RIO DE JANEIRO — There are some Brazilians who aren’t likely finding much to enjoy in Rio de Janeiro’s colorful Carnival parades. They are the mayor, the governor and the president.

An anti-establishment tone is echoing through this year’s celebrations in Brazil. And Sunday night’s parade at Rio’s Sambadrome featured entries that blast the country’s political leadership at a moment of economic slump and political scandal.

President Michel Temer, Rio de Janeiro state Gov. Luiz Fernando Pezao and Rio Mayor Marcelo Crivella were expected to skip the two-day bash at the Sambadrome. The samba parades used to be a magnet for politicians before a sprawling corruption investigation around state-run oil giant Petrobras began in 2014. Now officeholders fear being booed and even attacked by critics during the party.

Temer, whose popularity is in single digits, spent his last Carnival as president with a group of 40 people on a military-guarded beach south of Rio. Earlier a few hundred revelers in the capital of Brasilia organized a street party to make fun of his recent poor health and his unpopular pension overhaul.

In the Sambadrome or at street parties, Carnival revelers usually take the five-day extravaganza to forget everyday problems, and most of them will do just that.

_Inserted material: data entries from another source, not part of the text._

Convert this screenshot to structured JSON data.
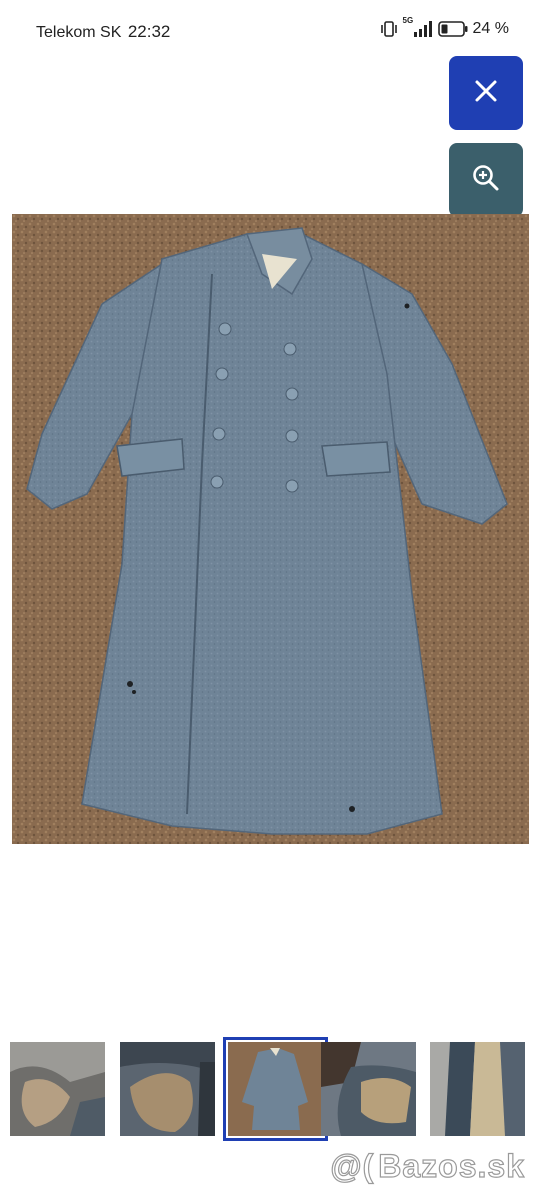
{
  "status_bar": {
    "carrier": "Telekom SK",
    "time": "22:32",
    "network": "5G",
    "battery": "24 %"
  },
  "actions": {
    "close_icon": "close-icon",
    "zoom_icon": "zoom-in-icon"
  },
  "gallery": {
    "main_image": "coat-photo",
    "thumbnails": [
      {
        "subject": "damaged-fabric-closeup"
      },
      {
        "subject": "lining-patch-closeup"
      },
      {
        "subject": "coat-full-view",
        "selected": true
      },
      {
        "subject": "boot-closeup"
      },
      {
        "subject": "seam-closeup"
      }
    ]
  },
  "watermark": {
    "text": "Bazos.sk"
  },
  "colors": {
    "close_button": "#1f3fb3",
    "zoom_button": "#3b5f6b",
    "coat": "#6f8497",
    "carpet": "#8a6b4f"
  }
}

But the political message is clearly more present this time than in recent years.

“This has been the most political bash since the middle of the ’80s when Brazil’s military dictatorship was about to end,” Carnival historian Luiz Antonio Simas said. “Brazil has been mired in political chaos and corruption scandals and people want to vent their frustrations at the same time they want to be in the party. That is a great mix for Carnival.”


Brazil is holding a presidential election in October and the results are hard to predict in a polarized society. The front-runner in opinion polls is former President Luiz Inacio Lula da Silva, but he faces a growing risk of being arrested within weeks following a corruption conviction.

Da Silva has also been a polarizing figure at Carnival, with supporters using costumes and banners criticizing Brazil’s judiciary in his defense and adversaries bringing dolls that feature the former president in prison clothing.

In Rio, though, the most criticized politician by far is the mayor.

Mangueira, one of Rio’s most popular samba schools, prepared a float that features a plastic butt with Crivella’s name on it. Since taking office last year, the evangelical bishop-turned-politician has cut city funding for samba schools and avoided the bash.

A shirt popular among revelers says “Carnival will kick the Crivella out of you.” Earrings, tiaras and banners have also been used against the mayor, who has said he has nothing against Carnival but considers it to be “only a party.”

“The mayor has no idea what Carnival is and doesn’t separate his religion from our city’s most important party,” said Lucia Araujo, who was wearing a “Fora Crivella” (Crivella out) tiara at a street party. “This tiara doesn’t mean I don’t want all the others out, too. These politicians are destroying our hope for a better Brazil, they all need to go.”